PLEGRIDY can cause additional serious side effects including:

  • Serious allergic reactions. Serious allergic reactions can happen quickly. Symptoms may include itching, swelling of the face, eyes, lips, tongue, or throat, trouble breathing, feeling faint, anxiousness, skin rash, hives, or skin bumps
  • Injection site reactions. PLEGRIDY may commonly cause redness, pain or swelling at the place where the injection was given. Call your healthcare provider right away if an injection site becomes swollen and painful or the area looks infected and it does not heal within a few days. You may have a skin infection or an area of severe skin damage (necrosis) requiring treatment by a healthcare provider
  • Heart problems, including congestive heart failure. While PLEGRIDY is not known to have any direct effects on the heart, some people who did not have a history of heart problems developed heart muscle problems or congestive heart failure after taking interferon beta. If you already have heart failure, PLEGRIDY may cause your heart failure to get worse.
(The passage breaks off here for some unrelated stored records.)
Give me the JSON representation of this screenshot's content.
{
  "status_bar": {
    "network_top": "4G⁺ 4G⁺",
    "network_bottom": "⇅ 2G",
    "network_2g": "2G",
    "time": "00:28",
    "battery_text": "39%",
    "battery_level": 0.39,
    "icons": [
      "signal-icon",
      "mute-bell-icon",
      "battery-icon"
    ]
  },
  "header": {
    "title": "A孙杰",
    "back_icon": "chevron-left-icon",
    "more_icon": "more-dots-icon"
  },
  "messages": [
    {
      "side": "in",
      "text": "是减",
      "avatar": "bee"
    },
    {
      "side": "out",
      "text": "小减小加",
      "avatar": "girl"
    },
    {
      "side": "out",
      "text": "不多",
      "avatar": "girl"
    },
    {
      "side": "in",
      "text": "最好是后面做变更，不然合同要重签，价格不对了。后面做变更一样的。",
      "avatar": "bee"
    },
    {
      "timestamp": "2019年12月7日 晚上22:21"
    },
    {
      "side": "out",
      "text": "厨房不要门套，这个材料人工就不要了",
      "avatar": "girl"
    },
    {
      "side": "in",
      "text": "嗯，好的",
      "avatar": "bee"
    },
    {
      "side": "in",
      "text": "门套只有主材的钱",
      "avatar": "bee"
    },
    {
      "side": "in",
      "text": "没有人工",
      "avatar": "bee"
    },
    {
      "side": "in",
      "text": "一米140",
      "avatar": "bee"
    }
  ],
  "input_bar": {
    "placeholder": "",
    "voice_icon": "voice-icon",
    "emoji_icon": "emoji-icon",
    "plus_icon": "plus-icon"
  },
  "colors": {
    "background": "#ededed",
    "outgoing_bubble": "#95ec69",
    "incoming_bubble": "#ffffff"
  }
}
Call your healthcare provider right away if you have worsening symptoms of heart failure such as shortness of breath or swelling of your lower legs or feet while using PLEGRIDY
    • Some people using PLEGRIDY may have other heart problems, including low blood pressure, fast or abnormal heart beat, chest pain, heart attack, or a heart muscle problem (cardiomyopathy)
  • Autoimmune diseases. Problems with easy bleeding or bruising (idiopathic thrombocytopenia), thyroid gland problems (hyperthyroidism and hypothyroidism), and autoimmune hepatitis have happened in some people who use interferon beta
  • Blood problems and changes in your blood tests. PLEGRIDY can decrease your white blood cells or platelets, which can cause an increased risk of infection, bleeding or anemia, and can cause changes in your liver function tests. Your healthcare provider should do blood tests while you use PLEGRIDY to check for side effects
  • Seizures. Some people have had seizures while taking PLEGRIDY, including people who have never had seizures before

The most common side effects of PLEGRIDY include:

  • Flu-like symptoms. Many people who take PLEGRIDY have flu-like symptoms early in the course of therapy. These symptoms are not really the flu. You cannot pass it on to anyone else. Symptoms may include headache, muscle and joint aches, fever, chills or tiredness
    • You may be able to manage these flu-like symptoms by taking over-the-counter pain and fever reducers and drinking plenty of water. For many people, these symptoms lessen or go away over time

Call your doctor for medical advice about side effects. You may report side effects to FDA at 1-800-FDA-1088.

Please see full Prescribing Information and Medication Guide for additional important safety information. This information is not intended to replace discussions with your healthcare provider.

Indication

PLEGRIDY® (peginterferon beta-1a) is a prescription medicine used to treat people with relapsing forms of multiple sclerosis (MS).